Ivan Ramen
Ivan Orkin
Pages
224
Year
2013
Difficulty
Moderate
Themes
ramen, Japanese cuisine, noodles, broth, memoir
The most compelling ramen cookbook available, written by an American who beat the odds and earned genuine respect from Tokyo’s notoriously demanding ramen scene. Ivan Orkin’s book is half memoir, half cookbook, and that combination is what makes it work so well as a starting point. You understand not just how to make ramen, but why each decision matters.
Why Start Here
Most ramen cookbooks either oversimplify the process or assume you already know your way around a Japanese kitchen. Orkin does neither. He walks you through his signature Shio Ramen in painstaking detail, breaking the dish into its eight components: fat, shio tare, katsuobushi salt, double soup, toasted rye noodles, menma, pork belly chashu, and half-cooked egg.

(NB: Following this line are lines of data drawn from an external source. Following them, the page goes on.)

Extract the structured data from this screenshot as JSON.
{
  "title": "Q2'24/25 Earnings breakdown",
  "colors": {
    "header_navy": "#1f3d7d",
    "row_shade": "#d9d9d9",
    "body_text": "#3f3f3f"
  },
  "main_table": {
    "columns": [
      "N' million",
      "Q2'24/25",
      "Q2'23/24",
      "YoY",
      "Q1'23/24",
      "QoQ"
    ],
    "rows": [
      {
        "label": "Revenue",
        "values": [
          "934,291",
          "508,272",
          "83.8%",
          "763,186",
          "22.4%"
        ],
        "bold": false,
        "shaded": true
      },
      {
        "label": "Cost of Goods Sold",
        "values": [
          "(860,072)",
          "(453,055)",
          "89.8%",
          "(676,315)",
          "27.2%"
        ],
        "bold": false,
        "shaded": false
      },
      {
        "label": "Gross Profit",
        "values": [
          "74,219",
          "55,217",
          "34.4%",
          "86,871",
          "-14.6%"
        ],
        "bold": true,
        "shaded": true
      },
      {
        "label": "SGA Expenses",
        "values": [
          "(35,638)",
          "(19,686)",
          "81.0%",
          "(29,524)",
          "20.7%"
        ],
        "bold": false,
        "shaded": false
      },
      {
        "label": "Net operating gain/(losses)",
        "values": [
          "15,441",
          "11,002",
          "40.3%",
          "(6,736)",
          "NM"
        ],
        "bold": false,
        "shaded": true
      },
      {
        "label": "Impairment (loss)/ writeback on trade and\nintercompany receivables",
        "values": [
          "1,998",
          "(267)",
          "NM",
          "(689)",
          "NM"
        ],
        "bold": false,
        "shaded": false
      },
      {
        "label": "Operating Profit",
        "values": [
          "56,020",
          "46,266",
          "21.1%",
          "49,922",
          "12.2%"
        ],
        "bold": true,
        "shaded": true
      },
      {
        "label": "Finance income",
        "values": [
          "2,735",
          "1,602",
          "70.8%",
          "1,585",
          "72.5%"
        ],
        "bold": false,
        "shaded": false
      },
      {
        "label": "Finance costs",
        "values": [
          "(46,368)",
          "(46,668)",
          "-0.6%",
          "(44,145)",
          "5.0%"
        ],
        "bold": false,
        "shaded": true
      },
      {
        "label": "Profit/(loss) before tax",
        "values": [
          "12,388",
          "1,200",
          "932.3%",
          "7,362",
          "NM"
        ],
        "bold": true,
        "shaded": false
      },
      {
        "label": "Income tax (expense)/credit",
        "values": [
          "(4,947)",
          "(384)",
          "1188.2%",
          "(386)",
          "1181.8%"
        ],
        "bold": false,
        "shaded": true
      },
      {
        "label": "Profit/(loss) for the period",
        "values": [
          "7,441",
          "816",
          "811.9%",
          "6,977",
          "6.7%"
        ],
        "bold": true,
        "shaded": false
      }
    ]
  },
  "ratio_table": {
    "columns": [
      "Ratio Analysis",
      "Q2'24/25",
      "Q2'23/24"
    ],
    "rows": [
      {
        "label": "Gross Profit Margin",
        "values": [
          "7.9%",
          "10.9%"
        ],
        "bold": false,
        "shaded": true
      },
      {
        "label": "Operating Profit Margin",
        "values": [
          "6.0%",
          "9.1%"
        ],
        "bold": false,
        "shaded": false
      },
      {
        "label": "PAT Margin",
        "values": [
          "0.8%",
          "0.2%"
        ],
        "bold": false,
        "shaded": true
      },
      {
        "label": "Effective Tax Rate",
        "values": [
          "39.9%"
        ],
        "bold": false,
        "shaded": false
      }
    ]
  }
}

Each component gets its own explanation, so you learn the principles behind the bowl, not just a recipe to follow blindly.
What sets this book apart is the storytelling. Orkin grew up on Long Island, studied Japanese in college, and eventually opened a ramen shop in Tokyo. His outsider perspective means he explains things that a Japanese chef might take for granted. He tells you why the water matters, why you need to skim the broth obsessively, and what happens if you rush the tare. The recipes are demanding but honest about what they require.

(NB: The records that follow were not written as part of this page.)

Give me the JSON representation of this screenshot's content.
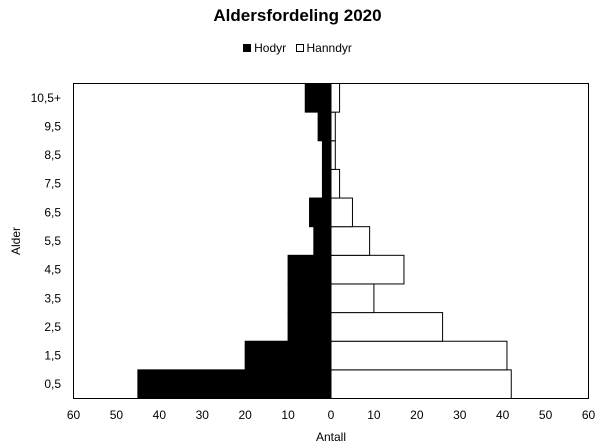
{
  "chart_data": {
    "type": "bar",
    "orientation": "horizontal",
    "title": "Aldersfordeling 2020",
    "xlabel": "Antall",
    "ylabel": "Alder",
    "categories": [
      "0,5",
      "1,5",
      "2,5",
      "3,5",
      "4,5",
      "5,5",
      "6,5",
      "7,5",
      "8,5",
      "9,5",
      "10,5+"
    ],
    "series": [
      {
        "name": "Hodyr",
        "values": [
          45,
          20,
          10,
          10,
          10,
          4,
          5,
          2,
          2,
          3,
          6
        ],
        "direction": "left",
        "color": "#000000"
      },
      {
        "name": "Hanndyr",
        "values": [
          42,
          41,
          26,
          10,
          17,
          9,
          5,
          2,
          1,
          1,
          2
        ],
        "direction": "right",
        "color": "#ffffff"
      }
    ],
    "xlim": [
      -60,
      60
    ],
    "xticks": [
      -60,
      -50,
      -40,
      -30,
      -20,
      -10,
      0,
      10,
      20,
      30,
      40,
      50,
      60
    ],
    "xtick_labels": [
      "60",
      "50",
      "40",
      "30",
      "20",
      "10",
      "0",
      "10",
      "20",
      "30",
      "40",
      "50",
      "60"
    ],
    "grid": false,
    "legend_position": "top"
  }
}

Beyond the signature shio ramen, you get master recipes for the fundamental ramen types (shoyu, miso, tonkotsu) and several of Orkin’s most popular variations. The 44 recipes cover broths, noodles, toppings, and side dishes. It is a book you will return to repeatedly as your understanding deepens.
What to Expect
A 224-page hardcover that reads as much like a food memoir as a cookbook. The first half covers Orkin’s story and philosophy, the second half is recipes. Some ingredients require a trip to a well-stocked Asian market, but Orkin suggests substitutions where possible. The difficulty level is moderate: the techniques are not inherently complex, but they demand patience and attention to timing. Plan for a full afternoon the first time you attempt a complete bowl from scratch.